In the entire Kansas City metro area, teachers and administrators sacrificed breaks and lesson planning time to fill space. It’s a temporary halt that schools around the country have adopted in recent months.

Watson calls the current situation “the tip of the iceberg,” adding, “We’re on the front edge of this as we see it. This, I think, will help.”

Like KUT .’s Claire McInerny report, school districts across Texas – where schools cannot be funded unless they offer a direct option – Austin Independent School District “had 100 more sub-claims last week compared with the same week last year.” The nearby Hays Unified School District has run out of thin replacement rolls, and officials are now asking parents to be surrogates.

Florida’s Sun Sentinel report The Palm Beach County school district has 348 teaching spaces available as of October 4, compared with 221 open in 2020.

The problem is so severe in Broward County that in November, students from multiple grades without a teacher had to stock up together in the cafeteria, auditorium, or gym. In such cases, it is not possible to give any instructions so students are given assignments to complete on their own or asked to watch movies.

Justin Katz, president of the teachers union in Palm Beach County, told the Sun Sentinel: “We have these vacancies due to a lack of replacements who still don’t want to come in to deal with the educational problem of the time. COVID times”.

Oregon education officials are trying to attract new replacements by dropping the college degree requirement. The new rules also waive fees for educators that would place any associated costs on the school district or charter school. Candidates must pass a background check and submit for fingerprinting. Emergency permits obtained in the state will be valid for six months.

The substitute is not a babysitter

But having only one adult in each classroom is not the same as having a teacher in the classroom, Watson said.

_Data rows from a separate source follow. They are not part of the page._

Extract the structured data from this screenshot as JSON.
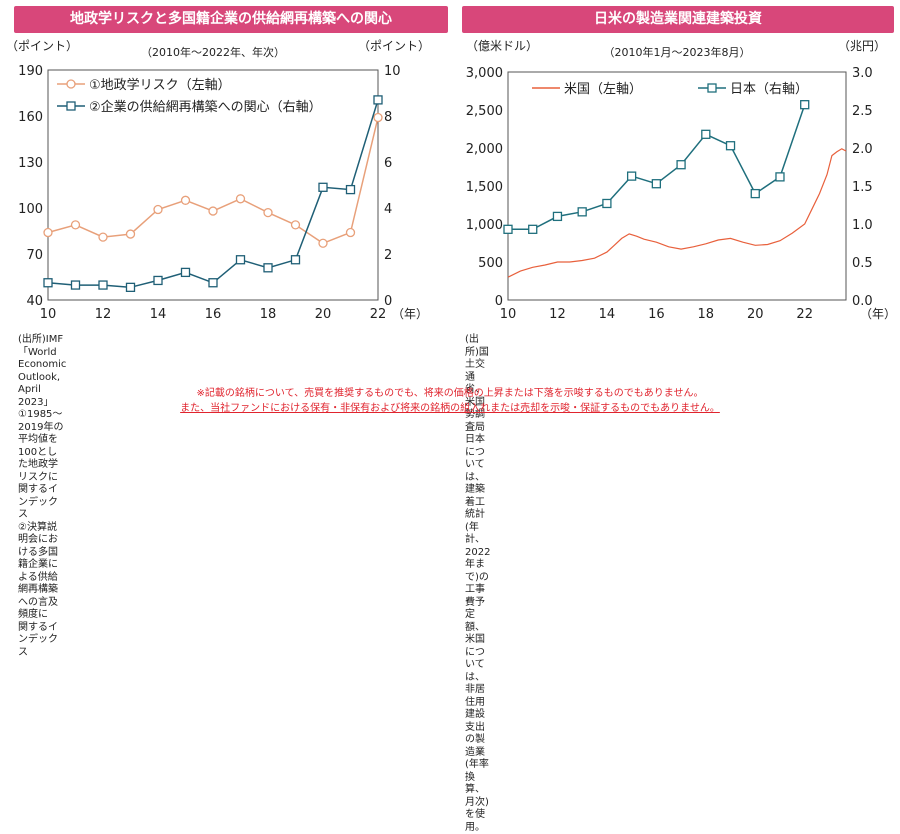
{
  "left": {
    "title": "地政学リスクと多国籍企業の供給網再構築への関心",
    "notes": [
      "(出所)IMF「World Economic Outlook, April 2023」",
      "①1985～2019年の平均値を100とした地政学リスクに関するインデックス",
      "②決算説明会における多国籍企業による供給網再構築への言及頻度に",
      "関するインデックス"
    ]
  },
  "right": {
    "title": "日米の製造業関連建築投資",
    "notes": [
      "(出所)国土交通省、米国勢調査局",
      "日本については、建築着工統計(年計、2022年まで)の工事費予定額、",
      "米国については、非居住用建設支出の製造業(年率換算、月次)を使用。"
    ]
  },
  "disclaimer": [
    "※記載の銘柄について、売買を推奨するものでも、将来の価格の上昇または下落を示唆するものでもありません。",
    "また、当社ファンドにおける保有・非保有および将来の銘柄の組入れまたは売却を示唆・保証するものでもありません。"
  ],
  "colors": {
    "banner": "#d8477a",
    "orange_series": "#e8a07a",
    "blue_series": "#1f5f76",
    "us_line": "#e8603c",
    "jp_line": "#1f6f7d"
  },
  "chart_data": [
    {
      "type": "line",
      "title": "地政学リスクと多国籍企業の供給網再構築への関心",
      "subtitle": "（2010年～2022年、年次）",
      "ylabel_left": "（ポイント）",
      "ylabel_right": "（ポイント）",
      "x_unit": "（年）",
      "xlim": [
        10,
        22
      ],
      "x_ticks": [
        10,
        12,
        14,
        16,
        18,
        20,
        22
      ],
      "ylim_left": [
        40,
        190
      ],
      "y_ticks_left": [
        40,
        70,
        100,
        130,
        160,
        190
      ],
      "ylim_right": [
        0,
        10
      ],
      "y_ticks_right": [
        0,
        2,
        4,
        6,
        8,
        10
      ],
      "series": [
        {
          "name": "①地政学リスク（左軸）",
          "axis": "left",
          "marker": "circle",
          "x": [
            10,
            11,
            12,
            13,
            14,
            15,
            16,
            17,
            18,
            19,
            20,
            21,
            22
          ],
          "values": [
            84,
            89,
            81,
            83,
            99,
            105,
            98,
            106,
            97,
            89,
            77,
            84,
            159
          ]
        },
        {
          "name": "②企業の供給網再構築への関心（右軸）",
          "axis": "right",
          "marker": "square",
          "x": [
            10,
            11,
            12,
            13,
            14,
            15,
            16,
            17,
            18,
            19,
            20,
            21,
            22
          ],
          "values": [
            0.75,
            0.65,
            0.65,
            0.55,
            0.85,
            1.2,
            0.75,
            1.75,
            1.4,
            1.75,
            4.9,
            4.8,
            8.7
          ]
        }
      ]
    },
    {
      "type": "line",
      "title": "日米の製造業関連建築投資",
      "subtitle": "（2010年1月～2023年8月）",
      "ylabel_left": "（億米ドル）",
      "ylabel_right": "（兆円）",
      "x_unit": "（年）",
      "xlim": [
        10,
        23.67
      ],
      "x_ticks": [
        10,
        12,
        14,
        16,
        18,
        20,
        22
      ],
      "ylim_left": [
        0,
        3000
      ],
      "y_ticks_left": [
        "0",
        "500",
        "1,000",
        "1,500",
        "2,000",
        "2,500",
        "3,000"
      ],
      "ylim_right": [
        0,
        3
      ],
      "y_ticks_right": [
        "0.0",
        "0.5",
        "1.0",
        "1.5",
        "2.0",
        "2.5",
        "3.0"
      ],
      "series": [
        {
          "name": "米国（左軸）",
          "axis": "left",
          "marker": "none",
          "x": [
            10,
            10.5,
            11,
            11.5,
            12,
            12.5,
            13,
            13.5,
            14,
            14.3,
            14.6,
            14.9,
            15.2,
            15.5,
            16,
            16.5,
            17,
            17.5,
            18,
            18.5,
            19,
            19.5,
            20,
            20.5,
            21,
            21.5,
            22,
            22.3,
            22.6,
            22.9,
            23.1,
            23.3,
            23.5,
            23.67
          ],
          "values": [
            300,
            380,
            430,
            460,
            500,
            500,
            520,
            550,
            630,
            720,
            810,
            870,
            840,
            800,
            760,
            700,
            670,
            700,
            740,
            790,
            810,
            760,
            720,
            730,
            780,
            880,
            1000,
            1200,
            1400,
            1650,
            1900,
            1950,
            1990,
            1960
          ]
        },
        {
          "name": "日本（右軸）",
          "axis": "right",
          "marker": "square",
          "x": [
            10,
            11,
            12,
            13,
            14,
            15,
            16,
            17,
            18,
            19,
            20,
            21,
            22
          ],
          "values": [
            0.93,
            0.93,
            1.1,
            1.16,
            1.27,
            1.63,
            1.53,
            1.78,
            2.18,
            2.03,
            1.4,
            1.62,
            2.57
          ]
        }
      ]
    }
  ]
}
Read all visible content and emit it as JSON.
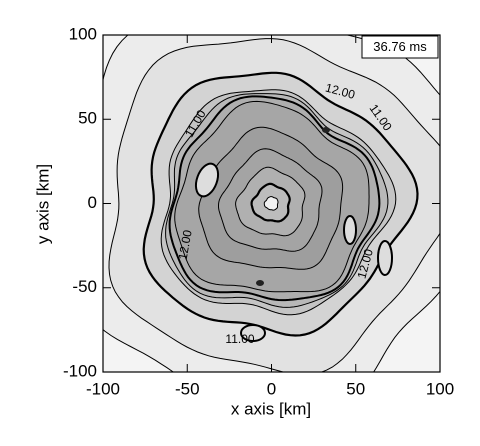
{
  "chart_data": {
    "type": "contour",
    "x_label": "x axis [km]",
    "y_label": "y axis [km]",
    "annotation": "36.76 ms",
    "xlim": [
      -100,
      100
    ],
    "ylim": [
      -100,
      100
    ],
    "xticks": [
      -100,
      -50,
      0,
      50,
      100
    ],
    "yticks": [
      -100,
      -50,
      0,
      50,
      100
    ],
    "contour_labels": {
      "values": [
        11,
        11,
        11,
        12,
        12,
        12
      ],
      "value_labels": [
        "11.00",
        "11.00",
        "11.00",
        "12.00",
        "12.00",
        "12.00"
      ]
    }
  }
}
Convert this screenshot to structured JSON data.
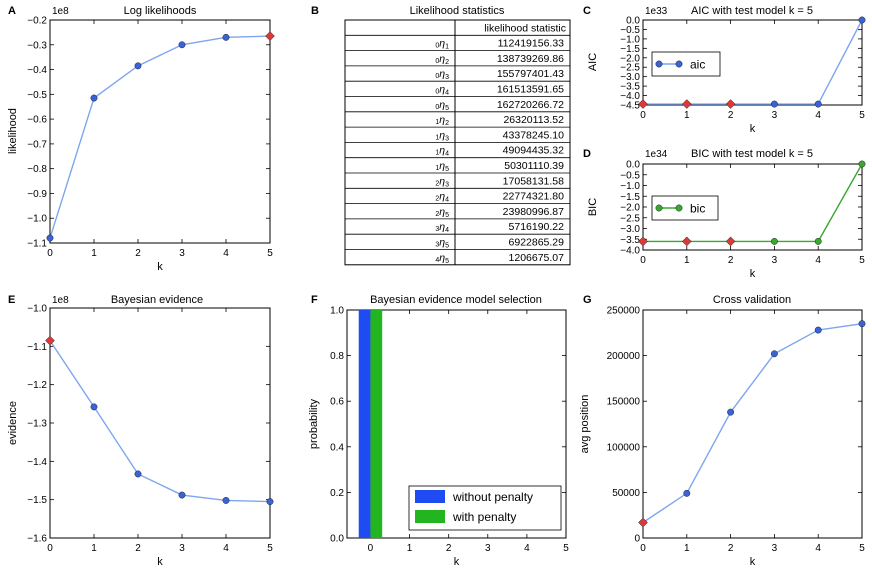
{
  "chart_data": [
    {
      "panel": "A",
      "type": "line",
      "title": "Log likelihoods",
      "xlabel": "k",
      "ylabel": "likelihood",
      "multiplier": "1e8",
      "x": [
        0,
        1,
        2,
        3,
        4,
        5
      ],
      "series": [
        {
          "name": "likelihood",
          "values": [
            -1.08,
            -0.515,
            -0.385,
            -0.3,
            -0.27,
            -0.265
          ],
          "color": "#3b63d6",
          "line_color": "#7ea6ee"
        }
      ],
      "highlight": {
        "index": 5,
        "color": "#d93b3b"
      },
      "xlim": [
        0,
        5
      ],
      "ylim": [
        -1.1,
        -0.2
      ],
      "yticks": [
        -1.1,
        -1.0,
        -0.9,
        -0.8,
        -0.7,
        -0.6,
        -0.5,
        -0.4,
        -0.3,
        -0.2
      ],
      "yticklabels": [
        "−1.1",
        "−1.0",
        "−0.9",
        "−0.8",
        "−0.7",
        "−0.6",
        "−0.5",
        "−0.4",
        "−0.3",
        "−0.2"
      ]
    },
    {
      "panel": "B",
      "type": "table",
      "title": "Likelihood statistics",
      "header": "likelihood statistic",
      "rows": [
        {
          "pre": "0",
          "sub": "1",
          "value": "112419156.33"
        },
        {
          "pre": "0",
          "sub": "2",
          "value": "138739269.86"
        },
        {
          "pre": "0",
          "sub": "3",
          "value": "155797401.43"
        },
        {
          "pre": "0",
          "sub": "4",
          "value": "161513591.65"
        },
        {
          "pre": "0",
          "sub": "5",
          "value": "162720266.72"
        },
        {
          "pre": "1",
          "sub": "2",
          "value": "26320113.52"
        },
        {
          "pre": "1",
          "sub": "3",
          "value": "43378245.10"
        },
        {
          "pre": "1",
          "sub": "4",
          "value": "49094435.32"
        },
        {
          "pre": "1",
          "sub": "5",
          "value": "50301110.39"
        },
        {
          "pre": "2",
          "sub": "3",
          "value": "17058131.58"
        },
        {
          "pre": "2",
          "sub": "4",
          "value": "22774321.80"
        },
        {
          "pre": "2",
          "sub": "5",
          "value": "23980996.87"
        },
        {
          "pre": "3",
          "sub": "4",
          "value": "5716190.22"
        },
        {
          "pre": "3",
          "sub": "5",
          "value": "6922865.29"
        },
        {
          "pre": "4",
          "sub": "5",
          "value": "1206675.07"
        }
      ]
    },
    {
      "panel": "C",
      "type": "line",
      "title": "AIC with test model k = 5",
      "xlabel": "k",
      "ylabel": "AIC",
      "multiplier": "1e33",
      "x": [
        0,
        1,
        2,
        3,
        4,
        5
      ],
      "series": [
        {
          "name": "aic",
          "values": [
            -4.45,
            -4.45,
            -4.45,
            -4.45,
            -4.45,
            0.0
          ],
          "color": "#3b63d6",
          "line_color": "#7ea6ee"
        }
      ],
      "highlight_indices": [
        0,
        1,
        2
      ],
      "highlight_color": "#d93b3b",
      "legend": "aic",
      "xlim": [
        0,
        5
      ],
      "ylim": [
        -4.5,
        0.0
      ],
      "yticks": [
        -4.5,
        -4.0,
        -3.5,
        -3.0,
        -2.5,
        -2.0,
        -1.5,
        -1.0,
        -0.5,
        0.0
      ],
      "yticklabels": [
        "−4.5",
        "−4.0",
        "−3.5",
        "−3.0",
        "−2.5",
        "−2.0",
        "−1.5",
        "−1.0",
        "−0.5",
        "0.0"
      ]
    },
    {
      "panel": "D",
      "type": "line",
      "title": "BIC with test model k = 5",
      "xlabel": "k",
      "ylabel": "BIC",
      "multiplier": "1e34",
      "x": [
        0,
        1,
        2,
        3,
        4,
        5
      ],
      "series": [
        {
          "name": "bic",
          "values": [
            -3.6,
            -3.6,
            -3.6,
            -3.6,
            -3.6,
            0.0
          ],
          "color": "#3aa82f",
          "line_color": "#3aa82f"
        }
      ],
      "highlight_indices": [
        0,
        1,
        2
      ],
      "highlight_color": "#d93b3b",
      "legend": "bic",
      "xlim": [
        0,
        5
      ],
      "ylim": [
        -4.0,
        0.0
      ],
      "yticks": [
        -4.0,
        -3.5,
        -3.0,
        -2.5,
        -2.0,
        -1.5,
        -1.0,
        -0.5,
        0.0
      ],
      "yticklabels": [
        "−4.0",
        "−3.5",
        "−3.0",
        "−2.5",
        "−2.0",
        "−1.5",
        "−1.0",
        "−0.5",
        "0.0"
      ]
    },
    {
      "panel": "E",
      "type": "line",
      "title": "Bayesian evidence",
      "xlabel": "k",
      "ylabel": "evidence",
      "multiplier": "1e8",
      "x": [
        0,
        1,
        2,
        3,
        4,
        5
      ],
      "series": [
        {
          "name": "evidence",
          "values": [
            -1.085,
            -1.258,
            -1.433,
            -1.488,
            -1.502,
            -1.505
          ],
          "color": "#3b63d6",
          "line_color": "#7ea6ee"
        }
      ],
      "highlight": {
        "index": 0,
        "color": "#d93b3b"
      },
      "xlim": [
        0,
        5
      ],
      "ylim": [
        -1.6,
        -1.0
      ],
      "yticks": [
        -1.6,
        -1.5,
        -1.4,
        -1.3,
        -1.2,
        -1.1,
        -1.0
      ],
      "yticklabels": [
        "−1.6",
        "−1.5",
        "−1.4",
        "−1.3",
        "−1.2",
        "−1.1",
        "−1.0"
      ]
    },
    {
      "panel": "F",
      "type": "bar",
      "title": "Bayesian evidence model selection",
      "xlabel": "k",
      "ylabel": "probability",
      "categories": [
        0,
        1,
        2,
        3,
        4,
        5
      ],
      "series": [
        {
          "name": "without penalty",
          "values": [
            1.0,
            0,
            0,
            0,
            0,
            0
          ],
          "color": "#1f4cf2"
        },
        {
          "name": "with penalty",
          "values": [
            1.0,
            0,
            0,
            0,
            0,
            0
          ],
          "color": "#22b51f"
        }
      ],
      "xlim": [
        -0.6,
        5
      ],
      "ylim": [
        0,
        1.0
      ],
      "yticks": [
        0.0,
        0.2,
        0.4,
        0.6,
        0.8,
        1.0
      ],
      "yticklabels": [
        "0.0",
        "0.2",
        "0.4",
        "0.6",
        "0.8",
        "1.0"
      ],
      "legend_position": "bottom-right"
    },
    {
      "panel": "G",
      "type": "line",
      "title": "Cross validation",
      "xlabel": "k",
      "ylabel": "avg position",
      "x": [
        0,
        1,
        2,
        3,
        4,
        5
      ],
      "series": [
        {
          "name": "avg position",
          "values": [
            17000,
            49000,
            138000,
            202000,
            228000,
            235000
          ],
          "color": "#3b63d6",
          "line_color": "#7ea6ee"
        }
      ],
      "highlight": {
        "index": 0,
        "color": "#d93b3b"
      },
      "xlim": [
        0,
        5
      ],
      "ylim": [
        0,
        250000
      ],
      "yticks": [
        0,
        50000,
        100000,
        150000,
        200000,
        250000
      ],
      "yticklabels": [
        "0",
        "50000",
        "100000",
        "150000",
        "200000",
        "250000"
      ]
    }
  ],
  "xticklabels": [
    "0",
    "1",
    "2",
    "3",
    "4",
    "5"
  ],
  "table_eta": "η"
}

“It doesn’t mean the students will actually learn anything. It just means they have a babysitter,” she said.

Watson says she’s pleased the governor has stepped in but doesn’t expect the recently announced changes to have much of an impact on LA Unified. Even before the latest round of statewide rule changes, the district was asking surrogates to extend contracts for up to 20 days in any given class.

“I’m going into a class where students have never been assigned by a certified teacher and we’re starting the second semester,” she said.

That constant disruption has put a lot of stress on the children and adults sent in to try to keep them on track. Just before winter break, Watson was called in for a three-week assignment teaching a high school art class to over 40 students for several classes.

“I don’t know what they know or what they did and I have to give them the final score. It’s just an impossible situation,” she said exasperatedly.

The constant rotation of new people also causes serious behavior problems, she commented, noting that classroom management has become one of the most difficult aspects of the job for her. and many of her colleagues.

“They are different now,” said Watson, describing the children she has taught for the past two years. “They are good and they are tough.”

“On Thursday, I had other school staff come and sit in class and support me because it was … too much for me,” she said.

“This is definitely not what I signed up for when I first applied,” Watson said, explaining that her first day on the job was two weeks before the statewide shutdown in March. 2020.

She was there when educators were called in to accommodate distance learning. She stays there when students return to face-to-face learning. But now she says, “I think it’s time to have an honest conversation about what parents want their kids to get out of school. Do they really want them to get an education? Because of that. not occur.”